The drab environments and fights end up feeling, at times, like paying a price for the reward of getting to the new plot points or swerves into unexpected formal experiments that make up Romeo is a Dead Man’s narrative. That narrative starts off strong, with the nature of the world and relationship between characters just opaque enough to create intrigue. After a post-introduction lull, the story begins to cohere about halfway through the game, detailing Romeo’s pre-DeadMan life and revealing, through snatches of dialogue, the plot’s intentions.
She speaks, yet she says nothing
The game’s themes of predestination and longing are striking once they fully develop toward the game’s finale. At the plot’s most powerful moments, they are explored with a palpable fury, most noticeably in the gory dispatch of the first ‘space fugitive,’ whose origin story involves the massacre of slaves during the American Civil War and terminates with him gloating over his time-hopping evil as Romeo prepares to kill him in the 1980s. Here, and in other tragic post-boss fight scenes, the point of a story about universal villainy and systemic harm clarifies to proper dramatic effect.
Otherwise, there’s too much of an ironic distance kept from creator and character to feel a sense of real investment in the ideas encountered throughout the game.
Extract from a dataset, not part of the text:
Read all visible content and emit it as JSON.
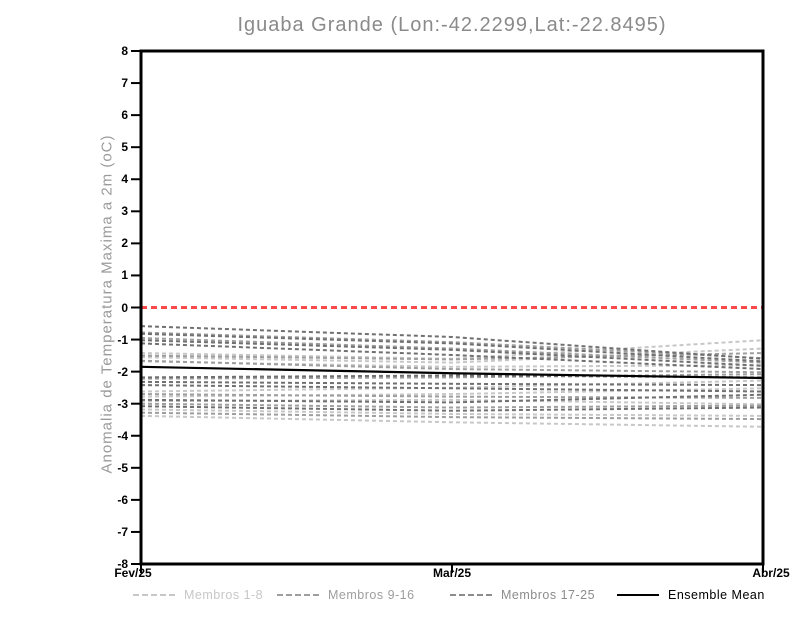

Romeo is a Dead Man’s meditations on the aimless feeling of a life on autopilot are captured well by playing through level after level of a good enough videogame that never seems like it’s in any hurry to arrive at any plot point in particular. But it doesn’t connect with the heart as much as the brain.

The lack of real human feeling is compounded, too, by the game’s relative disinterest in the women among its cast, who are defined more by narrowly defined roles than real personalities. While characters like Romeo, his grandfather, and other male crew members and villains, have backstories and motivations that vary enormously, the game’s women are slated into the roles of mother and sister, therapist and scold, and, in Juliet, a sort of monolithic icon of universal romantic love that can never be properly attained. The character writing is flat in general, but, in these cases, it’s basically one dimensional.
All of these issues interfere with what successes the game does achieve. As much joy as Romeo is a Dead Man may find in flitting between stylistic ideas, in a formal and visual sense, it never comes down to earth long enough to truly connect. There’s a lot to admire in its approach to the action game, but the creativity of its varied concepts is let down in the execution.